Perhaps also importantly, both passages find Eve occupying an uneasy position in the company of the epic’s other characters. Her choice to depart Adam and Raphael’s conversation in Book VIII follows two books’ worth of conversation between the two men, during which she has been either ignored completely or demeaned to her face (as when Raphael, rather than offering advice to her directly, instead merely tells Adam to “warn/ Thy weaker [VI.908-909]). Similarly, in Book XI, she delivers her lament from an “unseen” hiding place (XI.265) where she has concealed herself upon Adam’s command that, to avoid “offend[ing]” the recently-arrived Michael, she must “retire” (XI.236-237). In both cases, finding herself disregarded and subordinated by other characters, one of the first places to which she turns her attention is her flowers, and, in both cases, a suggestion of God-like status accompanies this action.
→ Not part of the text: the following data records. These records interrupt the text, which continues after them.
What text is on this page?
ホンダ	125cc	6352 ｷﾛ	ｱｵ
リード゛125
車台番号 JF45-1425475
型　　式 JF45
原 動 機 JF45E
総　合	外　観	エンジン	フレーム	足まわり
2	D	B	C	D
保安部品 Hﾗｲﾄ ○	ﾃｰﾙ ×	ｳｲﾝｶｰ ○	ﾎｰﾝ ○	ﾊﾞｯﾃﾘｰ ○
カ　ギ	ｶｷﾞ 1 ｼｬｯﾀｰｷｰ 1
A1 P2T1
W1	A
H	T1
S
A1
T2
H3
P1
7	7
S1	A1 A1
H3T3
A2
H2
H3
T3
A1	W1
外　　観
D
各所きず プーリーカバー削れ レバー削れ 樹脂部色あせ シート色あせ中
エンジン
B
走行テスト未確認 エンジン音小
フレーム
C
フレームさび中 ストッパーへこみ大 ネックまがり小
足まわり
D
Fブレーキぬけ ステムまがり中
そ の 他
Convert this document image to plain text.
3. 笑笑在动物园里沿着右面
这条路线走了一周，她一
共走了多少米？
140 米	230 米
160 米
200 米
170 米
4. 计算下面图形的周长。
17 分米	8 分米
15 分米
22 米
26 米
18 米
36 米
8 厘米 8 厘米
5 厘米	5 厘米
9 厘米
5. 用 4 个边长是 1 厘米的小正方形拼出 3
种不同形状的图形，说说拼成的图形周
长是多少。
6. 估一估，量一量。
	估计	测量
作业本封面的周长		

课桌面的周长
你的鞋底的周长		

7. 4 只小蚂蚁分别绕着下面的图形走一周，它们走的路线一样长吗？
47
Eve clearly finds companionship with her flowers, but does she perhaps find something else as well? Their reliance on and responsiveness to her direction, as she “rear[s] [them] to the Sun” and “rank[s]/ [Their] Tribes” (XI.278-279), suggests that, with these flowers, Eve occupies a role not just of friendship, but, moreover, of creation and power. Considered alongside the subordination she experiences at the hands of Adam and the angels, do these flowers, which rely on her for their growth and organization, offer Eve a sense of control, a chance to be “Goddess-like”? And if so, what effect does Michael’s response to her lament—an admonition to not “set thy heart,/ Thus over-fond, on that which is not thine” and a command that “[Adam] to follow thou art bound” (XI.288-291)—have on Eve’s already tenuous sense of independence and agency?